The 17-pitch session was designed to give deGrom the green light to pitch in Sunday’s exhibition game against the Yankees. Instead, the Mets prefer deGrom to throw another 50-60 pitch outing in the form of a simulated game back at Citi Field on Sunday. By doing so, the Mets can continue controlling his pitch count and game situations.
“We want him to reach that pitch count, obviously, especially after going that one inning when he got pulled out,” Mets skipper Luis Rojas said. “Him going to that sim game will help him reach that mark rather than being in an [exhibition] game where we make pitching changes, he can get pulled out, some things can happen.”
The Mets ace exited his Tuesday outing in the first inning of a simulated game with back tightness. DeGrom has continued to feel better after receiving treatment that he said is similar to his pregame routine. He believes the back tightness is simply a product of sleeping wrong Monday night, since the ailment seemingly came out of nowhere for him.
The team is being overly cautious with its consecutive Cy Young award winner, which is the wise route when dealing with even a minor injury to the most important player on the Mets. DeGrom still hopes to start on Opening Day against the Braves next week.
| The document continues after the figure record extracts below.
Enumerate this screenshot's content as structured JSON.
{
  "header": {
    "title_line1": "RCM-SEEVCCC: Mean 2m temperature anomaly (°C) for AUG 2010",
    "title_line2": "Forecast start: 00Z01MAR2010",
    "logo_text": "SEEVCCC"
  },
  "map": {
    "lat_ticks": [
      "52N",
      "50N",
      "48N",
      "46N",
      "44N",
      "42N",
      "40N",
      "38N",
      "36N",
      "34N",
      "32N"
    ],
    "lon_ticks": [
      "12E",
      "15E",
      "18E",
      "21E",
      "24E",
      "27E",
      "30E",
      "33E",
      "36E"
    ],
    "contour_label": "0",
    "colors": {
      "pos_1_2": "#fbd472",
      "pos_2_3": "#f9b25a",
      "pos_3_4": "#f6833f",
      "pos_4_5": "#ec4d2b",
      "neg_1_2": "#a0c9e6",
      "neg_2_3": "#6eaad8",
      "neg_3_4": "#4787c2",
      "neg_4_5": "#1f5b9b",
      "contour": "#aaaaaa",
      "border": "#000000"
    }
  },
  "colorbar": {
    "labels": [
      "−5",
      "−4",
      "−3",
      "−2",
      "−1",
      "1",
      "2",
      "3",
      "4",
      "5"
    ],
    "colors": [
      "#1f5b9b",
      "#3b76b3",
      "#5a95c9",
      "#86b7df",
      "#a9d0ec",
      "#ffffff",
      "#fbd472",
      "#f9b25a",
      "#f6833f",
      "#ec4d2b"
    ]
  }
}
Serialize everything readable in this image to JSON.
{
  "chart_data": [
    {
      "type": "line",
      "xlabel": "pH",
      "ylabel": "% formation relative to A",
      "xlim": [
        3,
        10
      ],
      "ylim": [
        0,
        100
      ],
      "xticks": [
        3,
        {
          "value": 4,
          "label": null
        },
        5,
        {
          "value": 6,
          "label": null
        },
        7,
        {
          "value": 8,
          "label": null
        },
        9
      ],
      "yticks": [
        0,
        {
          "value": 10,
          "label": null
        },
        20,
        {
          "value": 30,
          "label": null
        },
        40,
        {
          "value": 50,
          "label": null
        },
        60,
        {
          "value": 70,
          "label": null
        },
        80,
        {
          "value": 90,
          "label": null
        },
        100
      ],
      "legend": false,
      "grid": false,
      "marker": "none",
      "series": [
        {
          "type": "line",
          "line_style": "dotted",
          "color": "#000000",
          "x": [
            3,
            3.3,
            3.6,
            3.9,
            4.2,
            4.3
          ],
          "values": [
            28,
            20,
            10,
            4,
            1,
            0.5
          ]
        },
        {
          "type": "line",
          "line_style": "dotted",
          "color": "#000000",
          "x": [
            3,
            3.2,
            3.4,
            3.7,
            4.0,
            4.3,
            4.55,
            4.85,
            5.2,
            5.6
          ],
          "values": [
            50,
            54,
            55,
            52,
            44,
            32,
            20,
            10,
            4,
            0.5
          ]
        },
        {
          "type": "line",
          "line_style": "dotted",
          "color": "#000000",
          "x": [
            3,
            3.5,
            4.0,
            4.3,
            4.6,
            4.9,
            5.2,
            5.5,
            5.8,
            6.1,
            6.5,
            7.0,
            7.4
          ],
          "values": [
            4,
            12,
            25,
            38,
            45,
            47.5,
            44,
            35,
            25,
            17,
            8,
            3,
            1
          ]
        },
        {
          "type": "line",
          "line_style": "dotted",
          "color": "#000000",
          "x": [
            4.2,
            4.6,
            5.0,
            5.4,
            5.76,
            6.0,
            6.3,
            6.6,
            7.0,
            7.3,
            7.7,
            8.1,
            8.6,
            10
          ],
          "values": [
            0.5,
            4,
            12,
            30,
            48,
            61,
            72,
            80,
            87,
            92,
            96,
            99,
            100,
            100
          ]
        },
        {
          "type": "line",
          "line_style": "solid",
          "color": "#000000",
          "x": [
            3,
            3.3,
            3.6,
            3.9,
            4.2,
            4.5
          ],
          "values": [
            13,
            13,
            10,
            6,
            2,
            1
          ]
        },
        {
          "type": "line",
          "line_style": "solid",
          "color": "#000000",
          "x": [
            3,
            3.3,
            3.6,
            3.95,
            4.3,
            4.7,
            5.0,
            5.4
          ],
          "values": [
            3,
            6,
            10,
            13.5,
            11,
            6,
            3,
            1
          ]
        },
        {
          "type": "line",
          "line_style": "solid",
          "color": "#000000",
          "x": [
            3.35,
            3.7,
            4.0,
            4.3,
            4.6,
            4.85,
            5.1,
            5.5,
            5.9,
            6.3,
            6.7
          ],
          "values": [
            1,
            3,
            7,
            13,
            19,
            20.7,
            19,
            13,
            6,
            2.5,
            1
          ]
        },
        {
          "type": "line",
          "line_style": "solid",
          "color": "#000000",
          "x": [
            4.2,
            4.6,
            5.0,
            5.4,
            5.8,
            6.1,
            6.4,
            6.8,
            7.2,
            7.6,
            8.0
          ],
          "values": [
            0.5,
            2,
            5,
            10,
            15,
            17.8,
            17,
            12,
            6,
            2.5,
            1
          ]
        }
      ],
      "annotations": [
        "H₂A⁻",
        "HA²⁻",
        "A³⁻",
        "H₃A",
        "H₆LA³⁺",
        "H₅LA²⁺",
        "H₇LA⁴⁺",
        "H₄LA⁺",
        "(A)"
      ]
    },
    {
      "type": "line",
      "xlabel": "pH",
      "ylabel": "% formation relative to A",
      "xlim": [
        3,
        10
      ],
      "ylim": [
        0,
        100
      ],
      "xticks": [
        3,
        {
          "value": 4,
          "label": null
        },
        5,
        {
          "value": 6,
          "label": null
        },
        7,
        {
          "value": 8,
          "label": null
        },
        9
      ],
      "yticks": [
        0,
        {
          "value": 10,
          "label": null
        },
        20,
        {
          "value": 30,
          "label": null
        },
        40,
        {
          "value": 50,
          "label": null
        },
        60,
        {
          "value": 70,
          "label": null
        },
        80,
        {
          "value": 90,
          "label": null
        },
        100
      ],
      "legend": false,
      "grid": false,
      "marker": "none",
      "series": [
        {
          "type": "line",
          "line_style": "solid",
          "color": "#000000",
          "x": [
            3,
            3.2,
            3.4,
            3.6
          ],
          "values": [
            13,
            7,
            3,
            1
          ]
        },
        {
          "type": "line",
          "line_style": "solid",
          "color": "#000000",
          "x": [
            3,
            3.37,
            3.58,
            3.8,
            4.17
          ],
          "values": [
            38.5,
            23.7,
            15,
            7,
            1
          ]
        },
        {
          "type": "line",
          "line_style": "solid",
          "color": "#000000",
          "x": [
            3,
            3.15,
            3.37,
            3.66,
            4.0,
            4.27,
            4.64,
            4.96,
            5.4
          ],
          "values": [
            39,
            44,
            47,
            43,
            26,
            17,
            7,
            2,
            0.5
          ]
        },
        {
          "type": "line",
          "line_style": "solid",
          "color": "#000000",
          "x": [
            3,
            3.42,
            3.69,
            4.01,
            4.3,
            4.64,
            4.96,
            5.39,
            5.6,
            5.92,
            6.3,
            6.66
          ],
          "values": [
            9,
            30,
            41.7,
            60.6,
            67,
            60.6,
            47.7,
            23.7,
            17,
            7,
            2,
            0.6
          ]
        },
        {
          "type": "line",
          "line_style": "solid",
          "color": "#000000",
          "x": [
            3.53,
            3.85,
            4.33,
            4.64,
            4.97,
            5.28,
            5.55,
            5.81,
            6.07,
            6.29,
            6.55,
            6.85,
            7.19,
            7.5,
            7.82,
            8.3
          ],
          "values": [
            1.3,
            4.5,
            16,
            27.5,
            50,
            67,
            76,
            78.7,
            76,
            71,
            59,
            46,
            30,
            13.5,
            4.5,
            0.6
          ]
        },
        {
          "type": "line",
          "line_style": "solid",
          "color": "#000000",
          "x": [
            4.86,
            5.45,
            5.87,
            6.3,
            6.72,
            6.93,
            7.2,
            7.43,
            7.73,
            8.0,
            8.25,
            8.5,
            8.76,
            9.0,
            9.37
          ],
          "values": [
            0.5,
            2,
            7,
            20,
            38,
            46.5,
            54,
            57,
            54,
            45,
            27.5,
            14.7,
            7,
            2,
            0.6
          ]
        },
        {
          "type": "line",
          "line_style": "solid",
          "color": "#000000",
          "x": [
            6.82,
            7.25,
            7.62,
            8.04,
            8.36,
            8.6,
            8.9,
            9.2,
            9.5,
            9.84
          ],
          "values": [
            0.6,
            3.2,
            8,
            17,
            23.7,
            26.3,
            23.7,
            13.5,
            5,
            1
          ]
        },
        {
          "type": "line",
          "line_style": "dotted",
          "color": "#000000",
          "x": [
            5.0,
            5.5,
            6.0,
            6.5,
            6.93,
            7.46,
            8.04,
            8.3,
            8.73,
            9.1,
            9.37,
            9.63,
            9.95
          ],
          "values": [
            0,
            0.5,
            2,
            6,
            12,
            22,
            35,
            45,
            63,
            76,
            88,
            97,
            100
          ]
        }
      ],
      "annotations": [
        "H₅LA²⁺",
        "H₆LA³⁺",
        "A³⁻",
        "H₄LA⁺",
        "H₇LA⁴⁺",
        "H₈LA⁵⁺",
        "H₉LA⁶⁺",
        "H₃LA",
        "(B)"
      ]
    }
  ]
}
While Yoenis Cespedes seems all but guaranteed to make the Opening Day roster, the same cannot be said for another mending Met in Jed Lowrie. The veteran infielder has continued practicing with an enormous black brace fitted to his left leg at Mets camp, but he does not yet look totally comfortable running the bases with it.
Lowrie missed all but nine games of the 2019 season when he was sidelined with a CVS receipt’s worth of left leg issues, including knee and calf pain. Rojas implied he is still not sure whether Lowrie will be included on the Mets’ 30-man Opening Day roster.
“We’ve seen Jed’s progression in games — his at-bats, able to go out there and play second and third,” Rojas said. “Some of the challenges that he’s had is running the bases and... we still want to see that progression ramp up.
“Last week now of games that we have, we’re looking forward to evaluating where he is — where we can see at a competitive level that he can run the bases. Definitely this last week is going to be a lot of decisions made for that first 30-man that’s going to kick off the season.”
Marcus Stroman threw a total of 80 pitches in what should have been his penultimate tune-up before the regular season kicks off next week. His first 60 pitches were tossed during the Mets’ intrasquad game, where he gave up two home runs and four hits and recorded four strikeouts over three innings. He threw 20 more pitches in the bullpen as the right-hander, who is expected to be the Mets’ No. 2 starter, continues ramping up for the season.
Wilson Ramos crushed a monster home run to left field off Erasmo Diaz for the second straight day and Amed Rosario and Dominic Smith took Stroman deep as the hitters appeared to be polishing their timing at the plate.
The Mets installed two gigantic white tents — one behind each dugout — that are meant to serve as auxiliary dugouts for the 2020 season. In this way, players can separate from each other and sit at least six feet apart in the main and extra dugouts. The tents go back about 10 rows deep and cover two sections of seats for both the home and visitor’s side as the Mets continue familiarizing themselves with social-distancing guidelines in the dugout.
“There are guys that have the ritual of going to the dugout high-fiving, doing different handshakes, showing different things,” Rojas said. “We’re not able to do that before the game, during the game and then postgame. We were talking about that. There’s different things as far as comradery and team unity that are not happening, but each day that passes, that happens, we’re learning it and we’re accepting it more and more. It’s becoming normal now at the end of camp.”